OSCE officials privately say they find Georgia's position difficult to understand and as ambiguous as Russia's. “We’re sometimes getting the impression that the Georgians have already written the OSCE off and that they’re hiding behind the Russians in the hope that Moscow will take the blame for the collapse of the talks,” one Western diplomat said.
Meanwhile, Azimov told EurasiaNet that Moscow had presented the Greek chairmanship with an alternative plan, which he described as follows: “In our proposal we say that we are for an OSCE field presence in Tbilisi and Tskhinvali and that the monitoring components should be part of these missions.”
OSCE officials say that if the Russians do actually insist that the two projected offices share responsibility over the MMOs, they would nonetheless accept that monitoring operations be supervised from Vienna, and that a link between the two missions is maintained under certain procedural conditions.

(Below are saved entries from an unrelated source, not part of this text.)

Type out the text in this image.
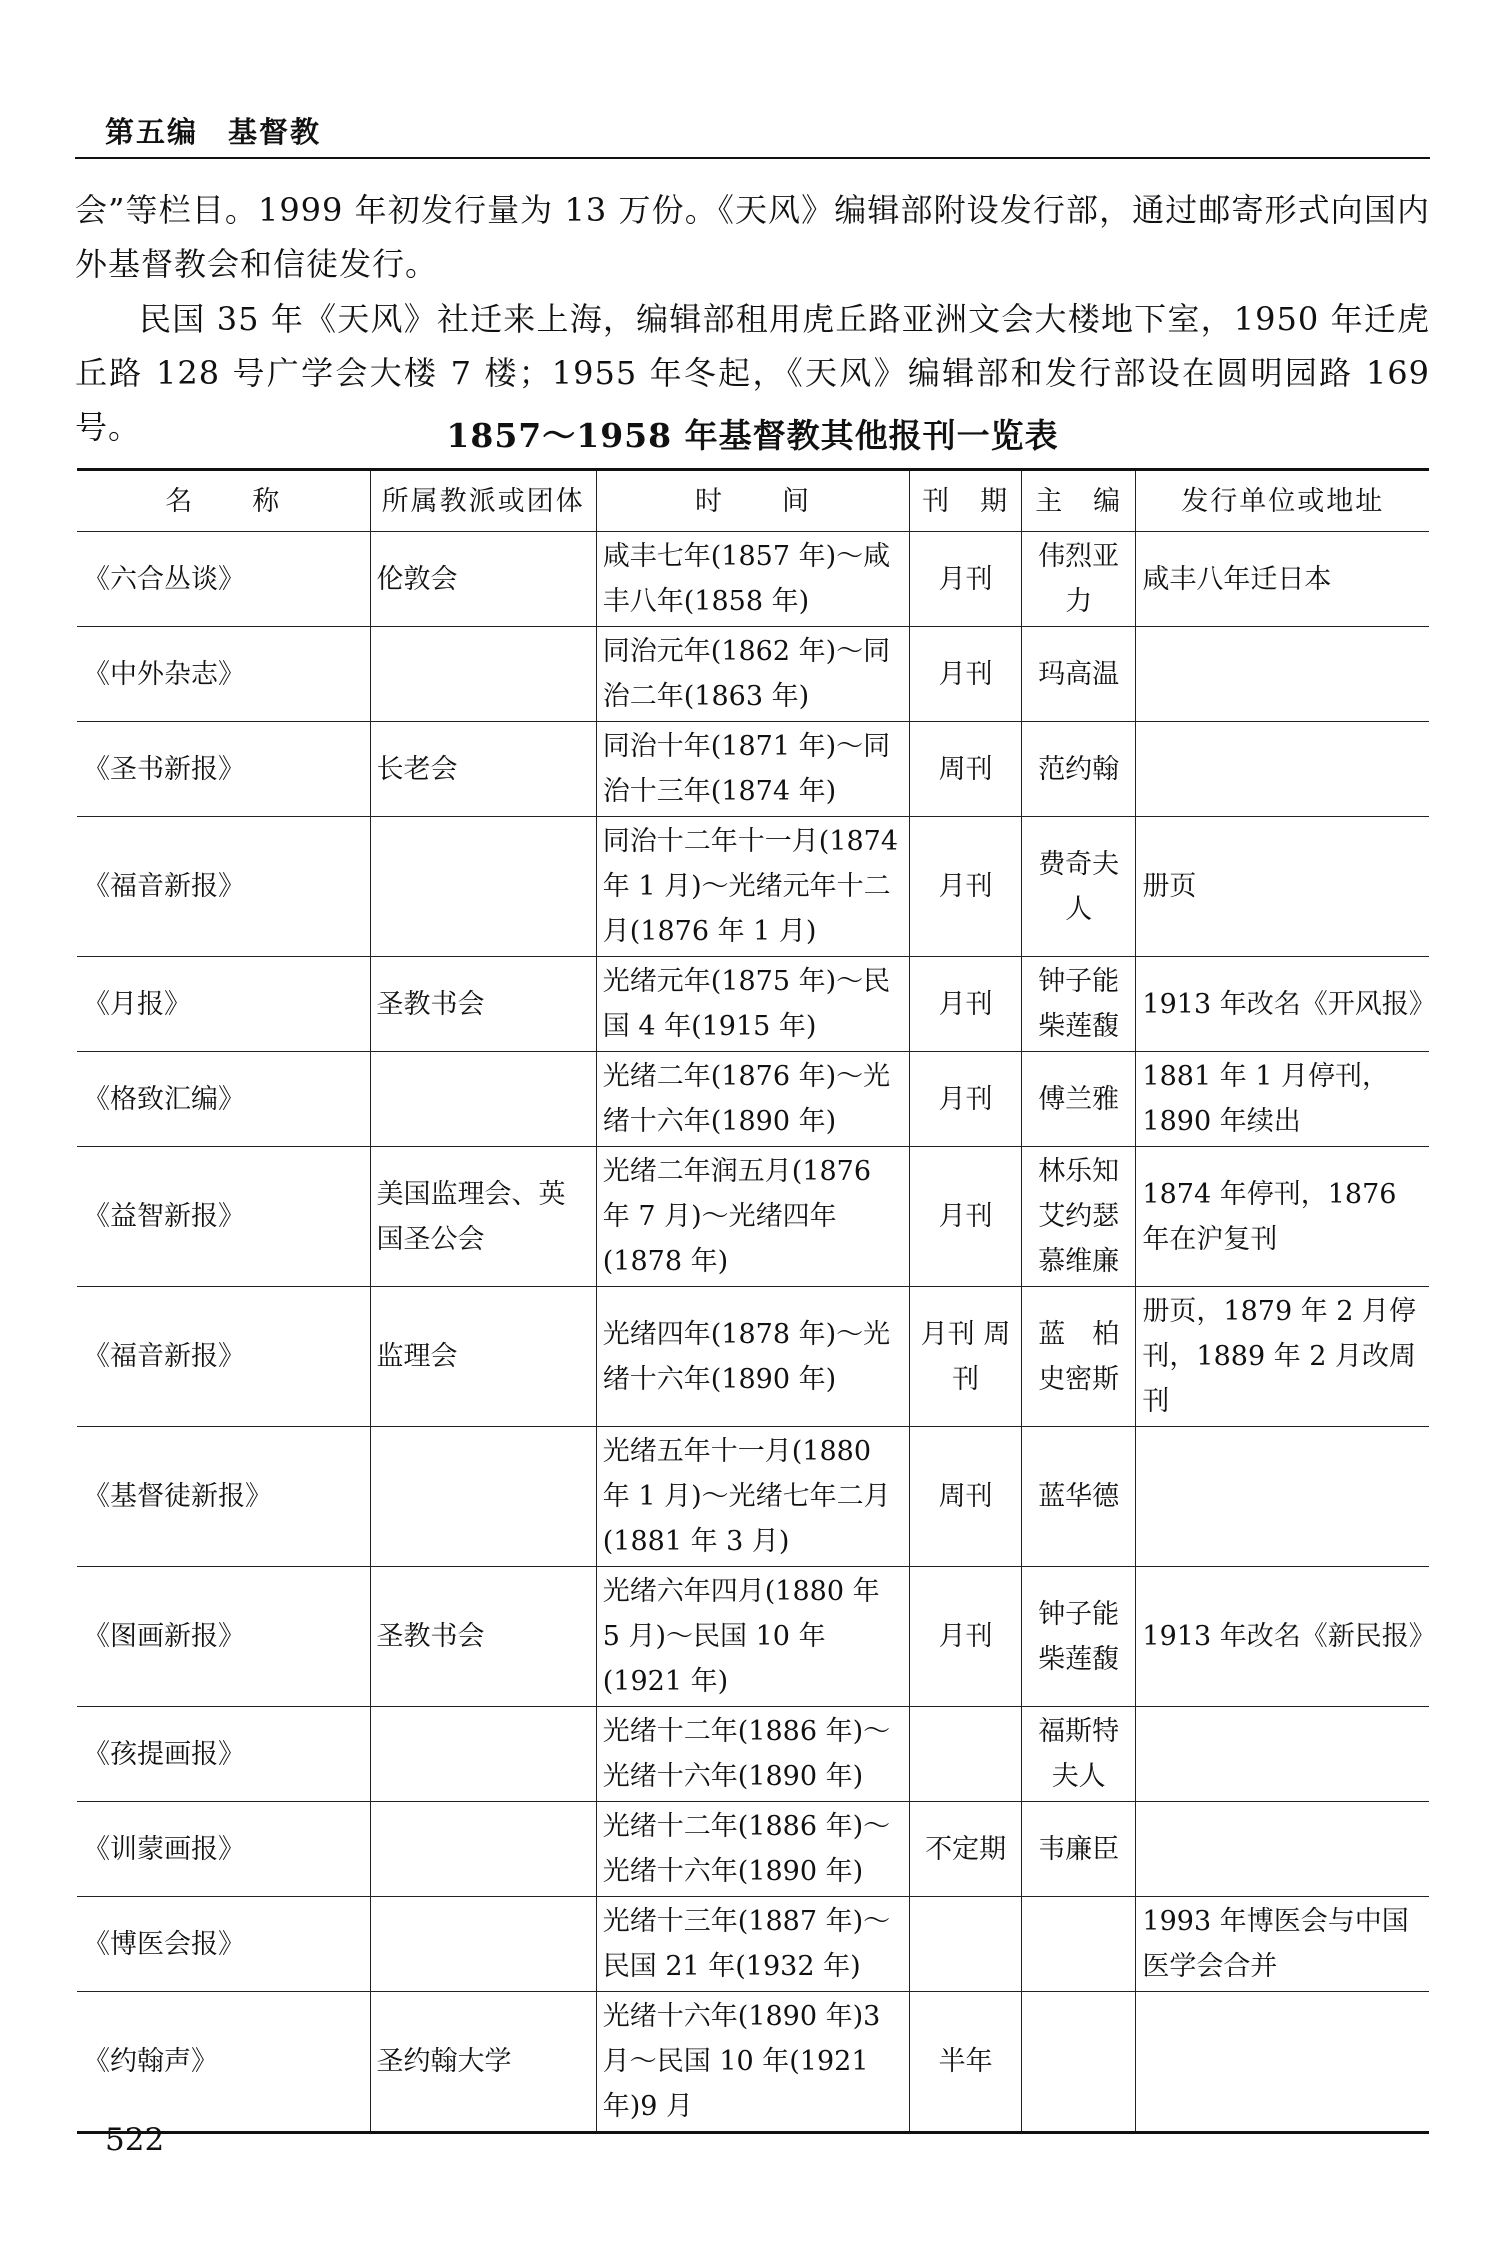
第五编 基督教

会”等栏目。1999 年初发行量为 13 万份。《天风》编辑部附设发行部，通过邮寄形式向国内外基督教会和信徒发行。

民国 35 年《天风》社迁来上海，编辑部租用虎丘路亚洲文会大楼地下室，1950 年迁虎丘路 128 号广学会大楼 7 楼；1955 年冬起，《天风》编辑部和发行部设在圆明园路 169 号。	1857～1958 年基督教其他报刊一览表
名　　称	所属教派或团体	时　　间	刊　期	主　编	发行单位或地址
《六合丛谈》	伦敦会	咸丰七年(1857 年)～咸丰八年(1858 年)	月刊	伟烈亚力	咸丰八年迁日本
《中外杂志》		同治元年(1862 年)～同治二年(1863 年)	月刊	玛高温	
《圣书新报》	长老会	同治十年(1871 年)～同治十三年(1874 年)	周刊	范约翰	
《福音新报》		同治十二年十一月(1874 年 1 月)～光绪元年十二月(1876 年 1 月)	月刊	费奇夫人	册页
《月报》	圣教书会	光绪元年(1875 年)～民国 4 年(1915 年)	月刊	钟子能 柴莲馥	1913 年改名《开风报》
《格致汇编》		光绪二年(1876 年)～光绪十六年(1890 年)	月刊	傅兰雅	1881 年 1 月停刊，1890 年续出
《益智新报》	美国监理会、英国圣公会	光绪二年润五月(1876 年 7 月)～光绪四年(1878 年)	月刊	林乐知 艾约瑟 慕维廉	1874 年停刊，1876 年在沪复刊
《福音新报》	监理会	光绪四年(1878 年)～光绪十六年(1890 年)	月刊 周刊	蓝　柏 史密斯	册页，1879 年 2 月停刊，1889 年 2 月改周刊
《基督徒新报》		光绪五年十一月(1880 年 1 月)～光绪七年二月(1881 年 3 月)	周刊	蓝华德	
《图画新报》	圣教书会	光绪六年四月(1880 年 5 月)～民国 10 年(1921 年)	月刊	钟子能 柴莲馥	1913 年改名《新民报》
《孩提画报》		光绪十二年(1886 年)～光绪十六年(1890 年)		福斯特夫人	
《训蒙画报》		光绪十二年(1886 年)～光绪十六年(1890 年)	不定期	韦廉臣	
《博医会报》		光绪十三年(1887 年)～民国 21 年(1932 年)			1993 年博医会与中国医学会合并
《约翰声》	圣约翰大学	光绪十六年(1890 年)3 月～民国 10 年(1921 年)9 月	半年		
522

Disputing Western claims that Russia is obstructing the talks, Azimov accused Greece and other OSCE participating states of hindering the consultations. “I perfectly understand that Russia will eventually be blamed. [But] I blame our Western partners and the Greek chairmanship who do not want to work constructively with us,” he said, adding that, in his view, Greece “should work more actively with South Ossetian authorities” on the mandate issue.

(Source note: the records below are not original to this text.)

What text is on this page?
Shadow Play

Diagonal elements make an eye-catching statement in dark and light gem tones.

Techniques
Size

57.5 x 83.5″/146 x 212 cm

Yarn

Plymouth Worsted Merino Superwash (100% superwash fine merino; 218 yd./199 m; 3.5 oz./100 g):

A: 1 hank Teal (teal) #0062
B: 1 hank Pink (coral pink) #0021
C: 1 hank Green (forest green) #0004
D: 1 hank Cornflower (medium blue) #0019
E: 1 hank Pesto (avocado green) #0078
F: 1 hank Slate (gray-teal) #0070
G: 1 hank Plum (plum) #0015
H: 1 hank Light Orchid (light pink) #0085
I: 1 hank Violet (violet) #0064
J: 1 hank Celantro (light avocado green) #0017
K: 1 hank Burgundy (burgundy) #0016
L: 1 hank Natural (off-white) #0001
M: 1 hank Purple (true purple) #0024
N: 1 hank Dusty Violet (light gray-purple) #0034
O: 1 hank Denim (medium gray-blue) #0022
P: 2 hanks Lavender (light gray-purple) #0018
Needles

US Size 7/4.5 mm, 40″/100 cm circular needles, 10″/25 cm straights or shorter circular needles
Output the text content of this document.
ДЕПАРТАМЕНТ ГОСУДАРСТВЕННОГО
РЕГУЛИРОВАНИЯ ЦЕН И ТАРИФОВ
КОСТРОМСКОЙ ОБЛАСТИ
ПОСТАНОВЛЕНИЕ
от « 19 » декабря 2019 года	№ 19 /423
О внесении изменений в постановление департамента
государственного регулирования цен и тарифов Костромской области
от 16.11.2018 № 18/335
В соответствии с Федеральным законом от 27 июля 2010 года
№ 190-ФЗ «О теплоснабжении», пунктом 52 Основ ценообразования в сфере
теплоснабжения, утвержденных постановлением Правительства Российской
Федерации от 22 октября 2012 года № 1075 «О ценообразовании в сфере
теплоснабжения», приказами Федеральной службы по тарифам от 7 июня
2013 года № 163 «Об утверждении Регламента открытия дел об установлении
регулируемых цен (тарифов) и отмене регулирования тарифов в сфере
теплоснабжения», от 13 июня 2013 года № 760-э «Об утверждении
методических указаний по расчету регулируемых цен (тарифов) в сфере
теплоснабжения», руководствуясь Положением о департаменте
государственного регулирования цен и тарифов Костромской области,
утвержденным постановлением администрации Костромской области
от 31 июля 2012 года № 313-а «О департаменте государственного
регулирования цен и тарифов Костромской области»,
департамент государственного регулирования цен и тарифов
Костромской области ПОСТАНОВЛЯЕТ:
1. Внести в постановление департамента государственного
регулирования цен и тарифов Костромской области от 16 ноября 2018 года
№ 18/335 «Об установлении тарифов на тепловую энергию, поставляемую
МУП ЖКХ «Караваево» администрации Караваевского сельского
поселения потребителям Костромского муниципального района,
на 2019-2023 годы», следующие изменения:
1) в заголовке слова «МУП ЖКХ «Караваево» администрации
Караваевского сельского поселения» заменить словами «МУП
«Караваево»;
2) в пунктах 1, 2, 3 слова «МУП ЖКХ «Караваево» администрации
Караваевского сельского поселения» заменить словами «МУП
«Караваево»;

Greece’s ambassador to the OSCE, Mara Marinaki, dismissed Azimov’s allegation. “It is a well-known fact that the Greek chairmanship intends to continue its active engagement as an honest broker, aiming at a principled compromise acceptable to all parties,” she wrote in a brief statement sent to EurasiaNet through the OSCE press office.
Sources privy to the consultations note that relations between Russia and the current OSCE chairmanship are strained. Tension increased in mid-February when the Greeks, yielding to Georgian pressure, skipped an informal meeting that Azimov had arranged in Vienna with Boris Chochiyev, South Ossetia’s chief negotiator at the Geneva talks.
Azimov claims Russia is flexible. “We’re telling [our partners]: if there is a problem with [the tentative mission to] Tskhinvali, let’s just put Tskhinvali aside for the moment and work on the mandate of the OSCE in Georgia so that we can preserve the monitoring operations,” he says.
Russia and the other 55 OSCE participating states on February 12 agreed to extend until late June the mandate of the 20 MMOs the organization deployed in areas adjacent to South Ossetia after the August military conflict.
The decision does not apply to the eight unarmed military monitors who were in South Ossetia before the war and whose mandate expired on December 31, along with that of the OSCE mission to Georgia. Those eight observers were evacuated to Tbilisi during the conflict and South Ossetia objects to their return, unless a fully-fledged OSCE mission to Tskhinvali is set up.
Azimov warned that Russia might veto further extension of the monitors’ mandate if the mission issue is not settled by June 30: “If our concerns remain unheeded, if we don’t work out the modalities and functions of the work of OSCE observers -- including in Georgia . . . then I do not rule out that we might take a firm stance and terminate the OSCE presence in Georgia as a whole,” he said.